ところが、ドーヴァー伯爵は唇をめくりにやりと笑った。


「そうだな。しかし一般の貴族や民草はお前の出自を知らない。さぞがっかりするだろうな?未来の后様が尻軽の娘だとしったら。王家の人気も威信も、まぁ下がることは間違いないなぁ」


 それを言われ、リリーはぐっと詰まった。たしかに、ことのことは公表はしていない。


「これっぽちの金額、痛くもかゆくもなかろう?貴女は今や王太子妃なんだから。それくらいいくらでも自由になるだろう?今だってずいぶんいいものを身に着けているじゃあないか」


 しかし、そこへリチャードと当のモーゼット伯がかけつけた。


「リリー様、いかがいたしましたか」


「むっ・・・お、お前は」


 男の姿を見て、モーゼット伯はかたまった。そして次の瞬間、張り手を飛ばした。


「この、卑怯者がーっ!今更おめおめと、よくも姿をさらしてくれたな!!」


 贅肉を巨体にたくわえた伯の一発は強烈で、ドーヴァー子爵は後ろにふっとび、湖へと落ちた。


「わっ、ちょ、ちょっと!」


 さすがにリリーはあわてた。幸いリチャードがすぐ引っ張りあげてくれたので大事にはいたらなかった。

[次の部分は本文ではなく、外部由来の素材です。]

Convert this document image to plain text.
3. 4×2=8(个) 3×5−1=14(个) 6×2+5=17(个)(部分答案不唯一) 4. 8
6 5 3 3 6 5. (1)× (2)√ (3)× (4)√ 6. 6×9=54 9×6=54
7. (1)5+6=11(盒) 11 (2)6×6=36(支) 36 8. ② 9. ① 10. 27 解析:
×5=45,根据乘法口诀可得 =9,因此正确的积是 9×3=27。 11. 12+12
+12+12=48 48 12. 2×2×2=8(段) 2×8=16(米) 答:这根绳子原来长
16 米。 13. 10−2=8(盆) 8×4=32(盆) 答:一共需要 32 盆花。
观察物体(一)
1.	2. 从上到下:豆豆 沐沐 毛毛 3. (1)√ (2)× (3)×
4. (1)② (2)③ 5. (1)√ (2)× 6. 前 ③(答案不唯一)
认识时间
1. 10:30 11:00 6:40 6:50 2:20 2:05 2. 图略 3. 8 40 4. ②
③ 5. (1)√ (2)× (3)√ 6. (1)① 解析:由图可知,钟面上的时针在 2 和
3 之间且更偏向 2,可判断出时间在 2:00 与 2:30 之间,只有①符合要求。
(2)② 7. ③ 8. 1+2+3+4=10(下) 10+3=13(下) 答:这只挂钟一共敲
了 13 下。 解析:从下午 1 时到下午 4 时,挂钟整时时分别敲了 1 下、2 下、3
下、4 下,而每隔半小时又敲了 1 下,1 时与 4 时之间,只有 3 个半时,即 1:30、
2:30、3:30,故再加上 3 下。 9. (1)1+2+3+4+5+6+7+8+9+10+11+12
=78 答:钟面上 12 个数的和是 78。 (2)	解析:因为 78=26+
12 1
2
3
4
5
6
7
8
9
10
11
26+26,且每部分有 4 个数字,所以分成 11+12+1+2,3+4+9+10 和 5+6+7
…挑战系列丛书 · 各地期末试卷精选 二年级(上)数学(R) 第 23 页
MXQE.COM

が、派手な音のせいで、なんだなんだと人々が集まり始めていた。


「どうした?けんかか?」


「よくみろ、あの男・・・ドーヴァー子爵だ」


「ああ・・・放蕩者で有名な」


「酒でも飲みすぎたんだろう」


「妃が怯えているようだぞ、手を出そうとでもしたのか」


「ありえるな・・・あの男なら」


心配して見に来た貴族達も、落ちたのが彼だとわかって眉をひそめた。

恥をかいたドーヴァー伯爵は、わなわなと震えていた。リリーとモーゼット伯が彼に厳しい目を向けるなか、チャールズが間に入った。


「さあ、どうぞこちらへ。新しいお召し物を用意させますので、どうぞお帰りください」


恐ろしい顔でリリーをにらみつけたあと、彼は大人しくチャールズに従って城へと向かった。




「ねえ、見ました?あの男とリリーのやりとり」


 興奮気味のジェローム夫人に、悠然と后はこたえた。その目は獲物をみつけた猫のようにらんらんと光っている。


「ええ。見たし、聞いたわ。ジェローム夫人、彼にあいにいってちょうだい。帰る前につかまえるのよ。わかるわね?」


 ジェローム夫人はうなずいて、その場から消えた。